Wohin geht es in Sachen Radikalisierung? Immer weiter in den Kaninchenbau und hin zu Verschwörungsmythen wie etwa QAnon sie verbreitet? Auf die Frage hin, was man denn konkret tun könnte, um gegen diese gesellschaftlichen Prozesse anzukommen, entfährt ihm die Antwort ohne langes Nachdenken: Kultur.
„Das Problem mit dem Hinterland. Der Ecke der Republik, wo nicht viele Menschen sind. Wir haben hier nicht besonders viel Kultur. Und schon gar kein Kulturangebot für Jugendliche, für junge Menschen, für die Leute generell. Wir haben hier auch das Problem, dass die Leute wenig Kultur wollen.“
Ein Bekannter von Nicosch ist DJ und habe ihm einmal erzählt, dass die Leute in seiner Gegend wenig offen seien für neue Ideen.
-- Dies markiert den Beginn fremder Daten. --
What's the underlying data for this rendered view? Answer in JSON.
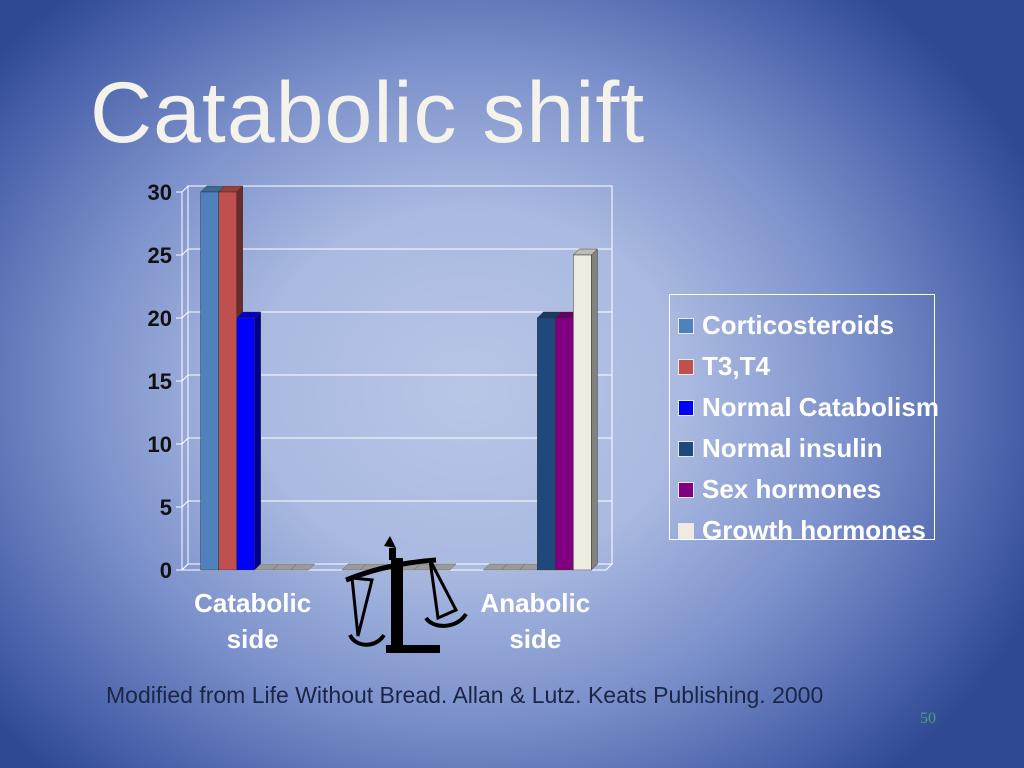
{
  "slide": {
    "title": "Catabolic shift",
    "source": "Modified from Life Without Bread. Allan & Lutz. Keats Publishing. 2000",
    "page_number": "50",
    "decoration_icon": "scales-icon"
  },
  "chart_data": {
    "type": "bar",
    "style": "3d-clustered",
    "categories": [
      "Catabolic\nside",
      "",
      "Anabolic\nside"
    ],
    "series": [
      {
        "name": "Corticosteroids",
        "color": "#4f81bd",
        "values": [
          30,
          0,
          0
        ]
      },
      {
        "name": "T3,T4",
        "color": "#c0504d",
        "values": [
          30,
          0,
          0
        ]
      },
      {
        "name": "Normal Catabolism",
        "color": "#0000ff",
        "values": [
          20,
          0,
          0
        ]
      },
      {
        "name": "Normal insulin",
        "color": "#1f497d",
        "values": [
          0,
          0,
          20
        ]
      },
      {
        "name": "Sex hormones",
        "color": "#800080",
        "values": [
          0,
          0,
          20
        ]
      },
      {
        "name": "Growth hormones",
        "color": "#eeece1",
        "values": [
          0,
          0,
          25
        ]
      }
    ],
    "yticks": [
      "0",
      "5",
      "10",
      "15",
      "20",
      "25",
      "30"
    ],
    "ylim": [
      0,
      30
    ],
    "grid": true,
    "legend_position": "right",
    "title": "",
    "xlabel": "",
    "ylabel": ""
  }
}
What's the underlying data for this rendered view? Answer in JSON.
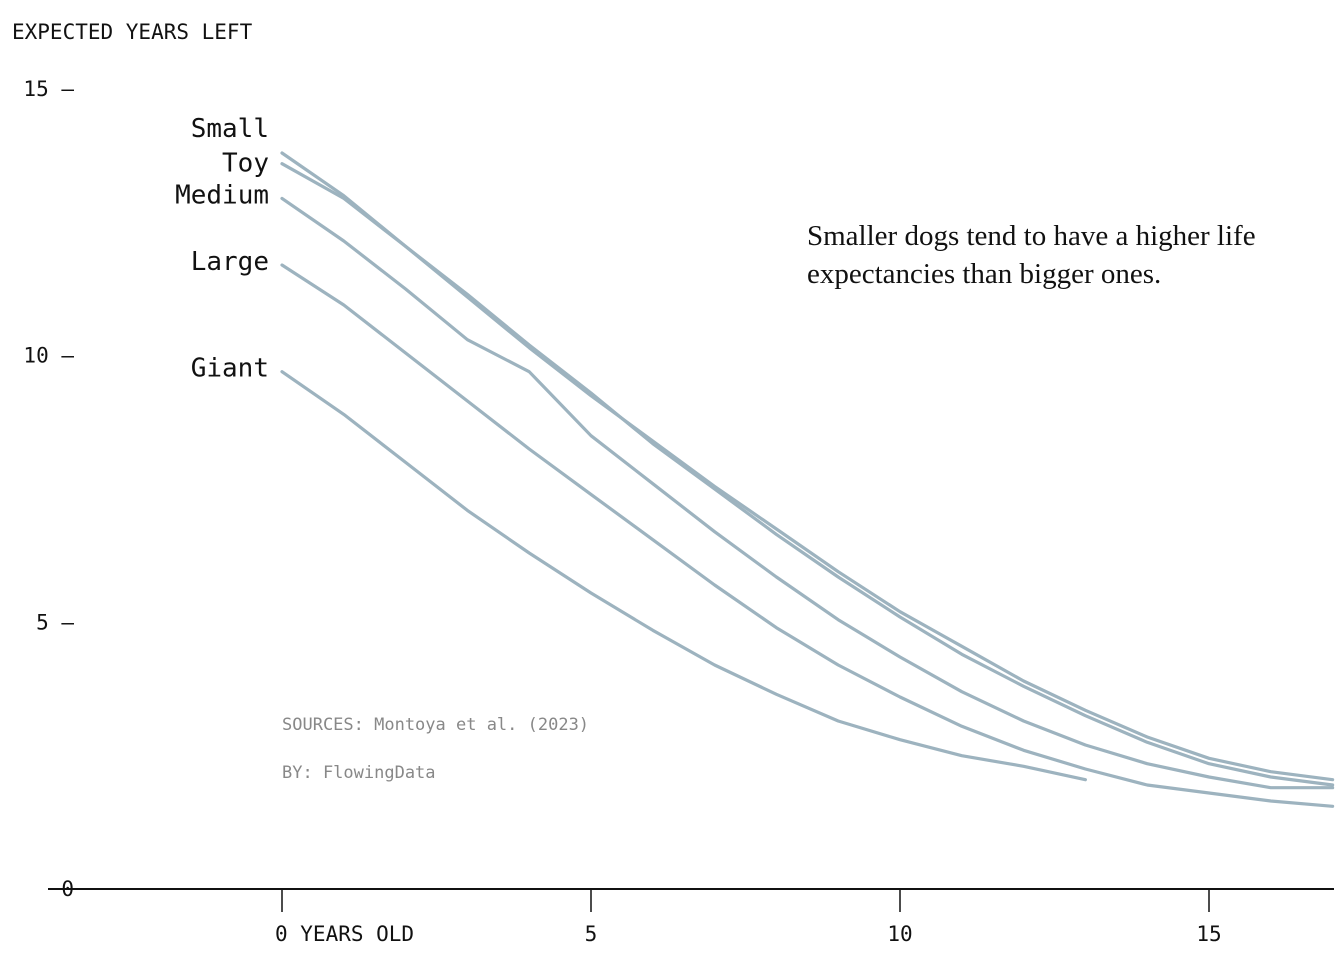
{
  "chart_data": {
    "type": "line",
    "ylabel": "EXPECTED YEARS LEFT",
    "xlabel": "",
    "ylim": [
      0,
      15
    ],
    "xlim": [
      -3.8,
      17
    ],
    "y_ticks": [
      {
        "value": 15,
        "label": "15 —"
      },
      {
        "value": 10,
        "label": "10 —"
      },
      {
        "value": 5,
        "label": "5 —"
      },
      {
        "value": 0,
        "label": "0"
      }
    ],
    "x_ticks": [
      {
        "value": 0,
        "label": "0 YEARS OLD"
      },
      {
        "value": 5,
        "label": "5"
      },
      {
        "value": 10,
        "label": "10"
      },
      {
        "value": 15,
        "label": "15"
      }
    ],
    "line_color": "#9db3bf",
    "series": [
      {
        "name": "Small",
        "x": [
          0,
          1,
          2,
          3,
          4,
          5,
          6,
          7,
          8,
          9,
          10,
          11,
          12,
          13,
          14,
          15,
          16,
          17
        ],
        "y": [
          13.8,
          13.0,
          12.05,
          11.1,
          10.15,
          9.25,
          8.4,
          7.55,
          6.75,
          5.95,
          5.2,
          4.55,
          3.9,
          3.35,
          2.85,
          2.45,
          2.2,
          2.05
        ]
      },
      {
        "name": "Toy",
        "x": [
          0,
          1,
          2,
          3,
          4,
          5,
          6,
          7,
          8,
          9,
          10,
          11,
          12,
          13,
          14,
          15,
          16,
          17
        ],
        "y": [
          13.6,
          12.95,
          12.05,
          11.15,
          10.2,
          9.3,
          8.35,
          7.5,
          6.65,
          5.85,
          5.1,
          4.4,
          3.8,
          3.25,
          2.75,
          2.35,
          2.1,
          1.95
        ]
      },
      {
        "name": "Medium",
        "x": [
          0,
          1,
          2,
          3,
          4,
          5,
          6,
          7,
          8,
          9,
          10,
          11,
          12,
          13,
          14,
          15,
          16,
          17
        ],
        "y": [
          12.95,
          12.15,
          11.25,
          10.3,
          9.7,
          8.5,
          7.6,
          6.7,
          5.85,
          5.05,
          4.35,
          3.7,
          3.15,
          2.7,
          2.35,
          2.1,
          1.9,
          1.9
        ]
      },
      {
        "name": "Large",
        "x": [
          0,
          1,
          2,
          3,
          4,
          5,
          6,
          7,
          8,
          9,
          10,
          11,
          12,
          13,
          14,
          15,
          16,
          17
        ],
        "y": [
          11.7,
          10.95,
          10.05,
          9.15,
          8.25,
          7.4,
          6.55,
          5.7,
          4.9,
          4.2,
          3.6,
          3.05,
          2.6,
          2.25,
          1.95,
          1.8,
          1.65,
          1.55
        ]
      },
      {
        "name": "Giant",
        "x": [
          0,
          1,
          2,
          3,
          4,
          5,
          6,
          7,
          8,
          9,
          10,
          11,
          12,
          13
        ],
        "y": [
          9.7,
          8.9,
          8.0,
          7.1,
          6.3,
          5.55,
          4.85,
          4.2,
          3.65,
          3.15,
          2.8,
          2.5,
          2.3,
          2.05
        ]
      }
    ],
    "annotation": "Smaller dogs tend to have a higher life expectancies than bigger ones.",
    "sources": "SOURCES: Montoya et al. (2023)",
    "byline": "BY: FlowingData"
  }
}
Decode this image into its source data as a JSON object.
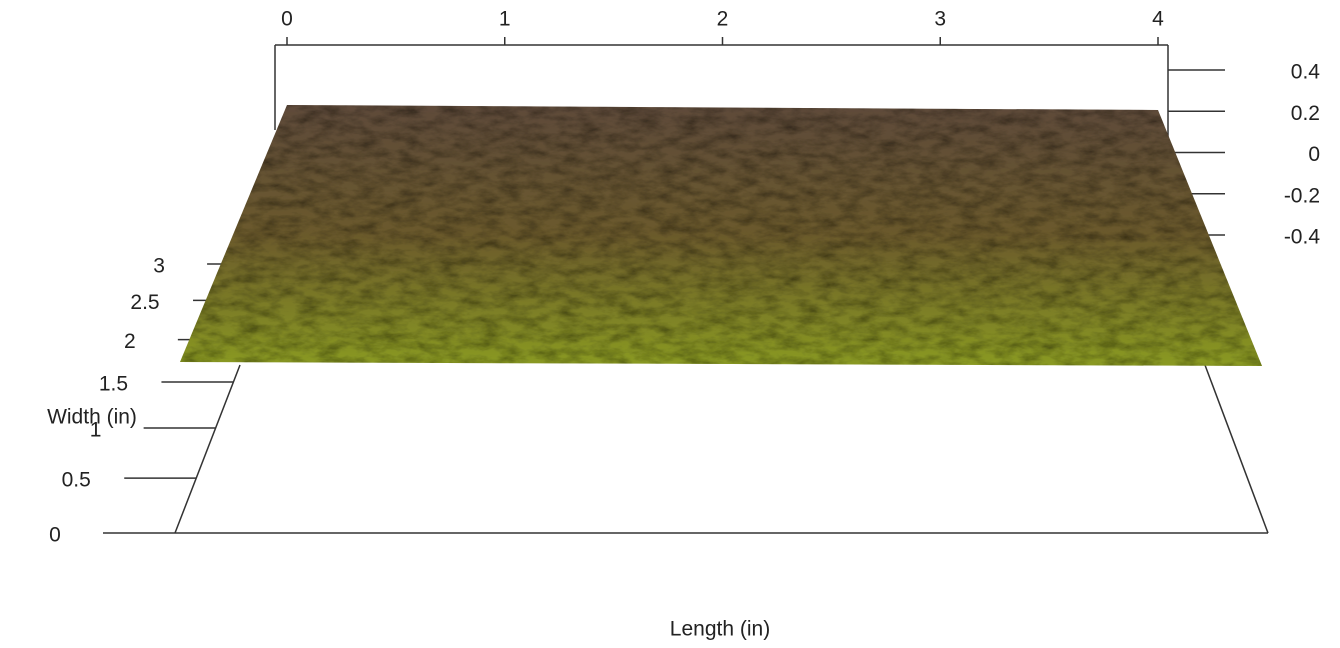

„Mit neuen Ideen bist du schnell woanders. Da bist du der Aussätzige. Die Leute wollen damit nicht viel zu tun haben. Wir sehen es doch an großen Städten. Überall da wo viele Kulturen aufeinandertreffen, gibt es wesentlich mehr Toleranz dem anderen gegenüber. Gibt es Leute, die sich dafür interessieren. Und das Interesse an anderen Sachen ist so unglaublich wichtig. Da wo keine Kultur ist, wirst du auf Intoleranz, wirst du auf Abneigung, wirst du auf Ablehnung treffen. Und das ist überall im ländlichen Raum – auch in Brandenburg – ein großes Problem.“
Er sorgt sich, dass mangelnde kulturelle Vielfalt und Angebote in diesen Gegenden zu einem „Lokalismus“ führt, wie er es nennt, der irgendwann im Nationalismus enden könnte. „Und deshalb sage ich – ich habe keine Ahnung wie – aber es muss mehr Kultur in den ländlichen Raum.“
Vor Jahrzehnten war Nicosch auch als Mitglied im Verein Mikado in Nauen aktiv. „Da wurde viel mit Kultur gearbeitet und mit Jugendförderung. Gerade wenn du die Jugend beschäftigst, aus ihrer Gedankenwelt rausholst und ihnen zeigst: ‚Wie sieht die Welten da draußen aus. Was kannst du mit dieser Welt machen?‘ Das wurde in diesem Verein gemacht.“
Er beklagt das konservative Parteien Streetwork und Sozialarbeit viel zu sehr vernachlässigt hätten. Die Aufgaben des Vereins seien schließlich an einen kirchlichen Träger übergegangen.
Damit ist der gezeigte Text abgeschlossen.